Police identified the American as 35-year-old Kimberly Sue Endecott and her driver Jean Paul.
They said the kidnappers had later used her mobile telephone to demand a ransom of $500,000 (445,000 euros) for the release of the pair.
"The kidnappers, using the victim's phone, have demanded $500,000," police spokeswoman Polly Namaye said a statement. "We strongly believe this ransom is the reason behind the kidnap."
Earlier on Wednesday government spokesman Ofwono Opondo said Ugandan soldiers were hunting the gunmen, who abducted the pair around dusk on Tuesday.
"Four armed men, not yet identified, between 5:00 pm and 7:00 pm (1400-1600GMT), staged an ambush and kidnapped an American tourist with his Ugandan driver near Katoke Gate in the Queen Elizabeth National Park," Opondo said in a statement.
The two have been identified as Kimberly Sue Endecott, 35 and her driver Jean Paul
"A joint operation by the Uganda police, Uganda People's Defence Forces (UPDF) and Uganda Wildlife Authority Game Wardens is underway to locate and rescue them," Opondo added.
"The priority at this point is to locate, rescue and bring them back to safely."
Four other tourists, who were present when the gunmen attacked but were not abducted or physically harmed, managed to raise the alarm from the lodge where they were staying.
"Four tourists, who were left abandoned and unharmed, later contacted the base and were quickly got safely out of any danger," Opondo said.
A police statement said the couple of Martin Julius and wife Barbel were “very safe.”

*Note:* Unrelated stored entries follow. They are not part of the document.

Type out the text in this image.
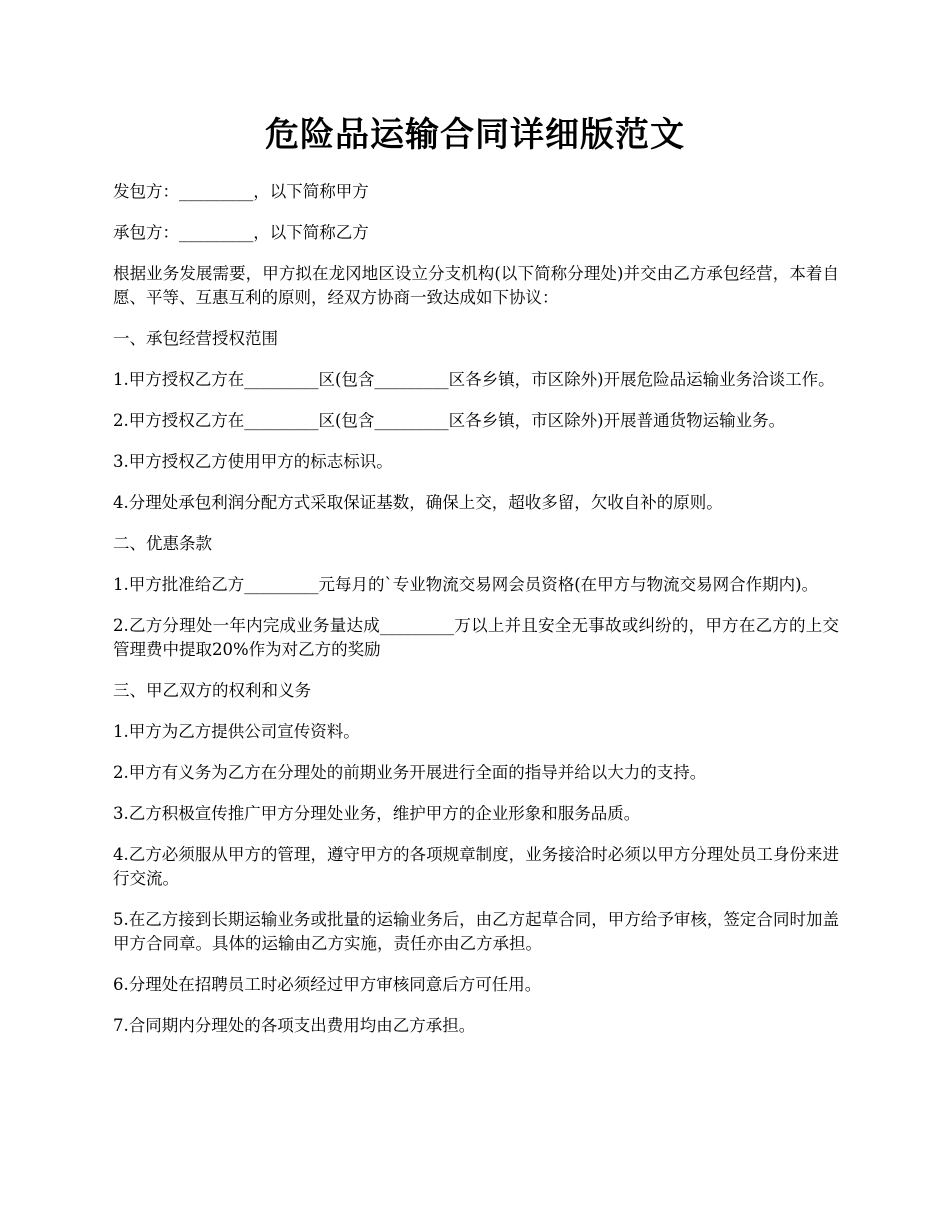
危险品运输合同详细版范文

发包方：_________，以下简称甲方

承包方：_________，以下简称乙方

根据业务发展需要，甲方拟在龙冈地区设立分支机构(以下简称分理处)并交由乙方承包经营，本着自愿、平等、互惠互利的原则，经双方协商一致达成如下协议：

一、承包经营授权范围

1.甲方授权乙方在_________区(包含_________区各乡镇，市区除外)开展危险品运输业务洽谈工作。

2.甲方授权乙方在_________区(包含_________区各乡镇，市区除外)开展普通货物运输业务。

3.甲方授权乙方使用甲方的标志标识。

4.分理处承包利润分配方式采取保证基数，确保上交，超收多留，欠收自补的原则。

二、优惠条款

1.甲方批准给乙方_________元每月的`专业物流交易网会员资格(在甲方与物流交易网合作期内)。

2.乙方分理处一年内完成业务量达成_________万以上并且安全无事故或纠纷的，甲方在乙方的上交管理费中提取20%作为对乙方的奖励

三、甲乙双方的权利和义务

1.甲方为乙方提供公司宣传资料。

2.甲方有义务为乙方在分理处的前期业务开展进行全面的指导并给以大力的支持。

3.乙方积极宣传推广甲方分理处业务，维护甲方的企业形象和服务品质。

4.乙方必须服从甲方的管理，遵守甲方的各项规章制度，业务接洽时必须以甲方分理处员工身份来进行交流。

5.在乙方接到长期运输业务或批量的运输业务后，由乙方起草合同，甲方给予审核，签定合同时加盖甲方合同章。具体的运输由乙方实施，责任亦由乙方承担。

6.分理处在招聘员工时必须经过甲方审核同意后方可任用。

7.合同期内分理处的各项支出费用均由乙方承担。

“We strongly believe the perpetrators and the victims could still be trapped within our search area and we are hopeful that our efforts will lead to their successful recovery,” the police statement added
There are fears that the kidnappers could have crossed with the pair into the DR Congo.
Queen Elizabeth National Park, one of the East African nation's most famous wildlife reserves, runs along the frontier with conflict-wracked regions of DR Congo, bordering its famous Virunga national park, Africa's oldest national park.
Numerous militia groups and armed gangs roam eastern DR Congo. Virunga suspended all tourism activities last year following the kidnapping of two British tourists. The Britons and their driver were freed two days after the attack.
Queen Elizabeth, in southwestern Uganda lies some 150 kilometres (90 miles) north of Bwindi Impenetrable National Park, famous among tourists for gorilla trekking.
In 1999, Rwandan rebels killed eight foreign tourists there, inflicting an enormous blow to Uganda's tourist industry.